For Immediate Release:
December 18, 2020
Brooke Rossi 202-483-7382
Norfolk, Va. – For the holiday shopping season, PETA has compiled a guide that shows, by the numbers, why no one should purchase snakes or other reptiles as “pets” or gifts.
Here are some facts to consider:
- At least 75% of the more than 4 million reptiles—including 1,150,000 snakes—kept in human homes in the U.S. die within one year because it’s simply too difficult for consumers to meet these animals’ complex needs.
- Reptiles require time-consuming and costly care, including an appropriate species-specific diet (which may require live food sources to be kept on hand), carefully regulated temperature and humidity levels (which can drive up electric bills), specialized lighting, and enclosures that are expensive but can’t adequately replicate the animals’ natural habitat.
- In nature, pythons can reach lengths of up to 29 feet, and it’s been documented that wild pythons can travel as far as 22 miles in 75 days. But many snakes sold as “pets” are confined to cramped tanks, some only half the length of their bodies.
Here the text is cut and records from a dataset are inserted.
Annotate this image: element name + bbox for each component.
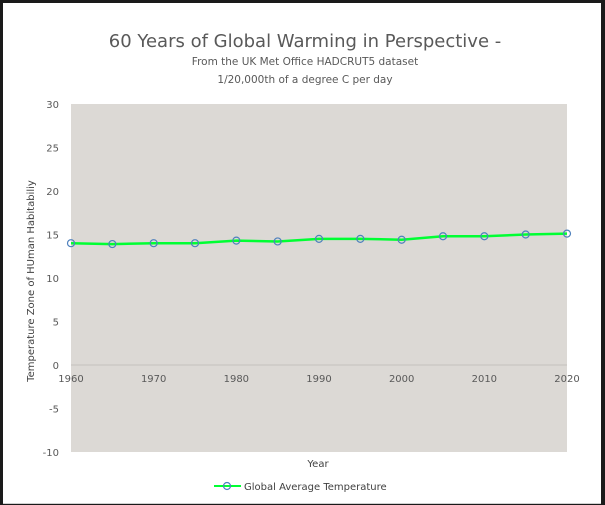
data-point — [314, 234, 324, 243]
y-tick-label: -5 — [49, 405, 59, 416]
legend: Global Average Temperature — [214, 481, 387, 493]
y-tick-label: 15 — [46, 231, 59, 242]
chart-subtitle-2: 1/20,000th of a degree C per day — [217, 74, 392, 86]
legend-label: Global Average Temperature — [244, 482, 387, 493]
x-tick-label: 1960 — [58, 374, 83, 385]
data-point — [356, 234, 365, 243]
y-tick-label: 20 — [46, 187, 59, 198]
y-tick-label: 0 — [53, 361, 59, 372]
data-point — [397, 235, 406, 244]
y-axis-title: Temperature Zone of HUman Habitabiliy — [26, 180, 37, 383]
data-point — [438, 232, 448, 241]
y-tick-label: -10 — [43, 448, 59, 459]
x-tick-label: 1990 — [306, 374, 331, 385]
x-tick-label: 1970 — [141, 374, 166, 385]
y-tick-label: 30 — [46, 100, 59, 111]
data-point — [273, 237, 282, 246]
chart: 60 Years of Global Warming in Perspectiv… — [26, 31, 580, 493]
series-line — [70, 232, 568, 246]
data-point — [521, 230, 530, 239]
data-point — [149, 239, 158, 248]
x-tick-label: 1980 — [224, 374, 249, 385]
chart-title: 60 Years of Global Warming in Perspectiv… — [109, 31, 502, 52]
x-tick-label: 2010 — [472, 374, 497, 385]
y-tick-label: 25 — [46, 144, 59, 155]
chart-frame: 60 Years of Global Warming in Perspectiv… — [3, 3, 601, 504]
legend-marker — [222, 481, 232, 491]
y-tick-label: 5 — [53, 318, 59, 329]
data-point — [66, 239, 76, 248]
data-point — [480, 232, 489, 241]
data-point — [562, 229, 572, 238]
data-point — [108, 239, 117, 249]
data-point — [232, 236, 241, 245]
y-tick-label: 10 — [46, 274, 59, 285]
chart-subtitle-1: From the UK Met Office HADCRUT5 dataset — [192, 56, 418, 68]
data-point — [190, 239, 200, 248]
plot-area — [71, 104, 567, 452]
x-axis-title: Year — [306, 459, 329, 470]
x-tick-label: 2020 — [554, 374, 579, 385]
x-tick-label: 2000 — [389, 374, 414, 385]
- In nature, red-eared slider turtles can wander up to 5.5 miles from water to find suitable habitat, search for a mate, or lay eggs. In captivity, they’re often kept in small aquariums.
- Reptiles are a very long-term commitment: Snakes can live for decades, iguanas can live for more than 20 years and grow to be more than 6 feet long, and geckos can live for 30 years.
- In one survey, veterinarians estimated that the needs of 47% of exotic “pets,” including reptiles, brought into their practices were not met and 89% said that these animals most often lack a suitable environment.
- Experts believe that more than 70% of exotic animals in the “pet” trade die before they even reach stores. A PETA investigation into one major reptile dealer revealed small drawers containing maggot-infested, starving, and dying snakes and snakes’ rotting carcasses.
“Studies show that the stress of captivity alone compromises the welfare of these animals. There’s simply no humane way to keep reptiles confined to a glass tank,” says PETA Senior Vice President Daphna Nachminovitch. “Reptiles are wild animals, not ‘starter pets,’ and PETA is urging everyone to keep them off their wish lists.”